Are you even reading this article with the heart to justify yourself? Using techniques such as; blaming others like your spouse or your own parents, blaming me for writing this, or other excuses. No matter what issues we are facing, whether marriage challenges, child raising, financial, temptations and lusts, we must stop making excuses, because these only serve to justify sin—not free you from it. Don’t remain a slave by making excuses. The Israelites wanted to turn back to Egypt and remain slaves because they didn’t trust God and were grumbling about their situation (Exodus 16:2-3). They could have been set free within a matter of weeks by seizing the Promised Land but instead, because of their rebellion, they wandered around in the wilderness for forty years (Joshua 5:6).

Are you wandering around in the wilderness? If so, rather than grumbling or making excuses or preferring to remain a slave, why don’t you receive the Promised Land that has been given to you? It will come at a cost. It will mean trusting God and being obedient. It will mean putting His desires for your life over your own. It will mean letting go of the control and giving it to Christ.
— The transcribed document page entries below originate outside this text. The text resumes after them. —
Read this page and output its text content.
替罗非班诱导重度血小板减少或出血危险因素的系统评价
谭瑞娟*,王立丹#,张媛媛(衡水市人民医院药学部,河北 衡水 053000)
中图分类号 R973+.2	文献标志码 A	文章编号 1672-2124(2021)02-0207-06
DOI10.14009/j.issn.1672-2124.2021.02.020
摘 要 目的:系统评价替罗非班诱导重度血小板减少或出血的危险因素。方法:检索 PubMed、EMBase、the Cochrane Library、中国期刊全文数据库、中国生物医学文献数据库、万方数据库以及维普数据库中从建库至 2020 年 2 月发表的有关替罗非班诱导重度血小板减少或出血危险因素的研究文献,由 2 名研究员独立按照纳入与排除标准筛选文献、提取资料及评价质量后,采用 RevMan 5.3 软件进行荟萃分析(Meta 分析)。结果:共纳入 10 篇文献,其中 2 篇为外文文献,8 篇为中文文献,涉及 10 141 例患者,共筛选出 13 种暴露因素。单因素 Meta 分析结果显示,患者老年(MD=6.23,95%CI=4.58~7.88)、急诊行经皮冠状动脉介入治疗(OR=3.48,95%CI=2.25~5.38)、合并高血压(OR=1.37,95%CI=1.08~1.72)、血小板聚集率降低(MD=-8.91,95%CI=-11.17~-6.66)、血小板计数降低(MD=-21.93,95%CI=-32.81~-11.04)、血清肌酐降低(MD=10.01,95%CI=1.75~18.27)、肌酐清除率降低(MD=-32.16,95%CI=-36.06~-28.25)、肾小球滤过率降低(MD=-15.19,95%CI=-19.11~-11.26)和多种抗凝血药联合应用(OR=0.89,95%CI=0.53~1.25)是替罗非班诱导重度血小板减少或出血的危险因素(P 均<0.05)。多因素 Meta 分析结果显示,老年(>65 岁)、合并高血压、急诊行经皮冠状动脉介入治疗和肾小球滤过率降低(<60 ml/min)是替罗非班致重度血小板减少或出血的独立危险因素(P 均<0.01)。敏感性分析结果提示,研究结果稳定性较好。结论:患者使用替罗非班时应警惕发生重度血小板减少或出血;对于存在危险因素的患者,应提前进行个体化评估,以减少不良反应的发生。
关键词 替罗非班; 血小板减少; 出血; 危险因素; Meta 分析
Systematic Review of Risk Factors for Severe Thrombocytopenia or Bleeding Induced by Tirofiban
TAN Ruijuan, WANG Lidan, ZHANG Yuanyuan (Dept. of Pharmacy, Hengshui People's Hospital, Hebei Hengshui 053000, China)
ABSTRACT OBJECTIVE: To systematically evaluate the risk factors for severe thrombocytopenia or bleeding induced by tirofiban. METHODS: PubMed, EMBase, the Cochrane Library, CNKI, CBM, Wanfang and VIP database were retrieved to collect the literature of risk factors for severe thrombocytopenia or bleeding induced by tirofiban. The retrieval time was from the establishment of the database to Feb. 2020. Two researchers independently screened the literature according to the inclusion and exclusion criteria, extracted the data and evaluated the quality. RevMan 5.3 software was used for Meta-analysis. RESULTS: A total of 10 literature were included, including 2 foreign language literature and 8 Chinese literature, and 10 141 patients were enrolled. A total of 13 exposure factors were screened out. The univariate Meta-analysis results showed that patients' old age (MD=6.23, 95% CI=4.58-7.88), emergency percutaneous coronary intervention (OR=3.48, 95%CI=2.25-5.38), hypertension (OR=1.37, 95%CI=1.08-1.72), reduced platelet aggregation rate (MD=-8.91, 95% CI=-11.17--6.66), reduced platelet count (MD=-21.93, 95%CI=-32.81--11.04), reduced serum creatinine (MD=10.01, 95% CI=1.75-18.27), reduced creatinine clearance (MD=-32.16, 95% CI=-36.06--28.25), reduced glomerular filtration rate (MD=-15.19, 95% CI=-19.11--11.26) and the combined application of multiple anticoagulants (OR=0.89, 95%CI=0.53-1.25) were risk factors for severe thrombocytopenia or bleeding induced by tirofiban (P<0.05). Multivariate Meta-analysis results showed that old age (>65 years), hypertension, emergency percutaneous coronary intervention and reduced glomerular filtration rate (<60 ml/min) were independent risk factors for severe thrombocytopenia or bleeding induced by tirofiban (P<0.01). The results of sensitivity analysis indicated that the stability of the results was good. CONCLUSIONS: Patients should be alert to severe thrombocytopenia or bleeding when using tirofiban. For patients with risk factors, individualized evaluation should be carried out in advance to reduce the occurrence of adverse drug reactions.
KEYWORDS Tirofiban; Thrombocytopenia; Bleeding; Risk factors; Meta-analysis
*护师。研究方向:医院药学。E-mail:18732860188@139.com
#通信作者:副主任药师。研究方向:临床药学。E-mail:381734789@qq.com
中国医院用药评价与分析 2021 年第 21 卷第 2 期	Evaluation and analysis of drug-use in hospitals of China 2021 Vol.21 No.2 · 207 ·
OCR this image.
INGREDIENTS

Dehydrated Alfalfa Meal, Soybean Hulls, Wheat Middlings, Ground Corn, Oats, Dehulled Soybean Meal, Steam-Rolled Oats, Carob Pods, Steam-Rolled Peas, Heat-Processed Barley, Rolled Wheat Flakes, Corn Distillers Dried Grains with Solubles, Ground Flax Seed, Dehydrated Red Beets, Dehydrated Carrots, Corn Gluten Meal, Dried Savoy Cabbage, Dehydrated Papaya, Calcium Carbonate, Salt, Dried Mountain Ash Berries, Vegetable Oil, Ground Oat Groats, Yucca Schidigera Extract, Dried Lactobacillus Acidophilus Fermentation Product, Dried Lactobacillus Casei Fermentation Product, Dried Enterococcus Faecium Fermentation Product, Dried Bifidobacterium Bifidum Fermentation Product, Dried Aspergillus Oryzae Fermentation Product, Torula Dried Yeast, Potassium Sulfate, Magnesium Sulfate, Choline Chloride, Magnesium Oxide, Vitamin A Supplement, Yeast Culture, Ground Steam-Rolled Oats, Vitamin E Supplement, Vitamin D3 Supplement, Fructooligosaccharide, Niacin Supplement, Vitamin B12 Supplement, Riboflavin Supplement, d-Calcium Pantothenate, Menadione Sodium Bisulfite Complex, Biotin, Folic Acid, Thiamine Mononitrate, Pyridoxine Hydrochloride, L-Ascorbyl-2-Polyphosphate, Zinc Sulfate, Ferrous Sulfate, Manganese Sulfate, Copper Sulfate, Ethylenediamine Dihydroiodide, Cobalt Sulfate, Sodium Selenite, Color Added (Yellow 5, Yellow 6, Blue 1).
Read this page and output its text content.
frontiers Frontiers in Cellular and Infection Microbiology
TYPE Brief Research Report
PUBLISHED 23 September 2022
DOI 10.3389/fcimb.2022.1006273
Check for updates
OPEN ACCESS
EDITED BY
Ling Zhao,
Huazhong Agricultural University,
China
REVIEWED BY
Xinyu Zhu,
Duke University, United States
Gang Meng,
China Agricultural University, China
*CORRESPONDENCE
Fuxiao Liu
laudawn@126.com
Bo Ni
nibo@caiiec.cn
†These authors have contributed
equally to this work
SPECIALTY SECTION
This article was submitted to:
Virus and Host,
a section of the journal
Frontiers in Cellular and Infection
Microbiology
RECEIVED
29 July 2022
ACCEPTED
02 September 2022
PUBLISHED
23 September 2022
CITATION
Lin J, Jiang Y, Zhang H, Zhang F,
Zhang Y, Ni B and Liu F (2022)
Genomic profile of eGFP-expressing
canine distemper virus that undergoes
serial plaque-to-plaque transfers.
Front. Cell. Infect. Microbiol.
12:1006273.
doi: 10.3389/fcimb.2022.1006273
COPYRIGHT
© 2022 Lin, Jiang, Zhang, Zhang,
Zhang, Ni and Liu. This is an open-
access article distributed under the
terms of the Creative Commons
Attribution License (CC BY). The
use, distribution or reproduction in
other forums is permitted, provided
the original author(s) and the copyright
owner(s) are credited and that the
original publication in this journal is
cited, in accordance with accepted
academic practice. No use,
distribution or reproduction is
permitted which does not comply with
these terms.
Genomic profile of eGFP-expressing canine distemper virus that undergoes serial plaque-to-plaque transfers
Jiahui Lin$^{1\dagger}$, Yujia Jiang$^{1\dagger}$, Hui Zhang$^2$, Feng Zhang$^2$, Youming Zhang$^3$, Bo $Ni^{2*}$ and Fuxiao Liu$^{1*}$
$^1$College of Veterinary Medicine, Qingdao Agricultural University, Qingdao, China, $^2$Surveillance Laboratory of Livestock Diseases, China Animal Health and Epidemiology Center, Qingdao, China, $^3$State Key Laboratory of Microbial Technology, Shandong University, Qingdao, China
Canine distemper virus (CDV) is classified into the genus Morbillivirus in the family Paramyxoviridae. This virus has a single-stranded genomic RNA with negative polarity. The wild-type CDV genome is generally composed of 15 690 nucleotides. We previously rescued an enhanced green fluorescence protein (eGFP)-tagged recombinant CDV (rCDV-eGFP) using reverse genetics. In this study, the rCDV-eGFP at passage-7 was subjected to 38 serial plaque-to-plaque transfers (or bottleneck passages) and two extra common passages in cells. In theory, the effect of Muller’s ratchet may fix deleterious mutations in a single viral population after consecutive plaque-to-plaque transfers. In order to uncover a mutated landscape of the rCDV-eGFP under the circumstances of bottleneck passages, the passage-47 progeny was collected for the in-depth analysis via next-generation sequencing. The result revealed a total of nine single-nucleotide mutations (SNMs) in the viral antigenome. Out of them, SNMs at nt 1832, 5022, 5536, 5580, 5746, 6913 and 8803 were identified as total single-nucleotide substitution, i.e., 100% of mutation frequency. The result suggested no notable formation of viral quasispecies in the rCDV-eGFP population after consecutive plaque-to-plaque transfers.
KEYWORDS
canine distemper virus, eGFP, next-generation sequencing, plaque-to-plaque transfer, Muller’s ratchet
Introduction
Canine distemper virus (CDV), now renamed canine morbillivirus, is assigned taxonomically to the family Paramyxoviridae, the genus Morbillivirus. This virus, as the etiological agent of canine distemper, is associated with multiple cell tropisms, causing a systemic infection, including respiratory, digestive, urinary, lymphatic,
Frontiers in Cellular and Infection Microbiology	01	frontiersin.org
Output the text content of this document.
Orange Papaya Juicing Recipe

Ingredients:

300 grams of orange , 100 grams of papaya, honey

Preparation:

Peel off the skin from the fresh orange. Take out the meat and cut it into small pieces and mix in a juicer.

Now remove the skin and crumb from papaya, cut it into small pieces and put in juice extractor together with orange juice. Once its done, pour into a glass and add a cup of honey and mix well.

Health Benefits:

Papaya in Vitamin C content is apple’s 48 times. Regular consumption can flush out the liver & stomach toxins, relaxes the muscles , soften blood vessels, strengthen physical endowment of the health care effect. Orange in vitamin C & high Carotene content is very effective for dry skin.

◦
A warning though, giving Christ the reigns means living in a way that is the complete opposite to the world, and unfortunately, opposite to much of the church. It means living as one who is not politically correct with the way you live your life; your marriage will reflect the pages of the Bible, as will your child raising and every other aspect of your life. I have found that every time God cleans up a part of my life, even Christians in my life condemn me because they are not willing to repent. And if we’re both Christians, why aren’t we walking together in agreement with what it looks like to live for Christ?

Discernment is about knowing the difference between good and evil, and justification is about whether you choose to be justified by that which is good (God/His ways) or that which is evil (Satan/the world’s ways).

With wisdom comes good discernment.

Proverbs 4:7 The beginning of wisdom is this: Get wisdom, and whatever you get, get insight.

When Solomon asked the Lord for wisdom, the Scripture reveals that with wisdom comes discernment. And discernment is necessary for us to know what is right so we stay on the narrow path. 1 Kings 3:11 And God said to him, “Because you have asked this, and have not asked for yourself long life or riches or the life of your enemies, but have asked for yourself understanding to discern what is right, behold, I now do according to your word. Behold, I give you a wise and discerning mind, so that none like you has been before you and none like you shall arise after you.

Wisdom and discernment go hand in hand. When one has wisdom, they too will have great discernment, which is why a wise person will make good godly decisions, never falling prey to the enemy because their discernment capability is at its highest…determining what is good, as well as what is evil—and making righteous choices with this valuable information.

James 1:5 If any of you lacks wisdom, let him ask God, who gives generously to all without reproach, and it will be given him.

What is lacking from so many churches and individual Christians today is these vital spiritual gifts—discernment and wisdom. It should be something we all have because God gives it freely to those who seek Him, however too often we are allowing ourselves to be overtaken by our own agendas and would actually prefer to use foolishness of the world – simply because it suits us.

Proverbs 12:15 The way of a fool is right in his own eyes, but a wise man listens to advice.

Let us repent of allowing the world to creep into our hearts and ask the Lord to give us the wisdom and discernment we so desperately need—even all the more in these end days. Our Heavenly Father has this precious spiritual tool available for us, to help us as we journey through this life and draw closer to Him. Let us not begrudge this valuable gift—let us accept it wholeheartedly and grow to mature in good, godly discernment.

Proverbs 9:10 The fear of the LORD is the beginning of wisdom, and the knowledge of the Holy One is insight.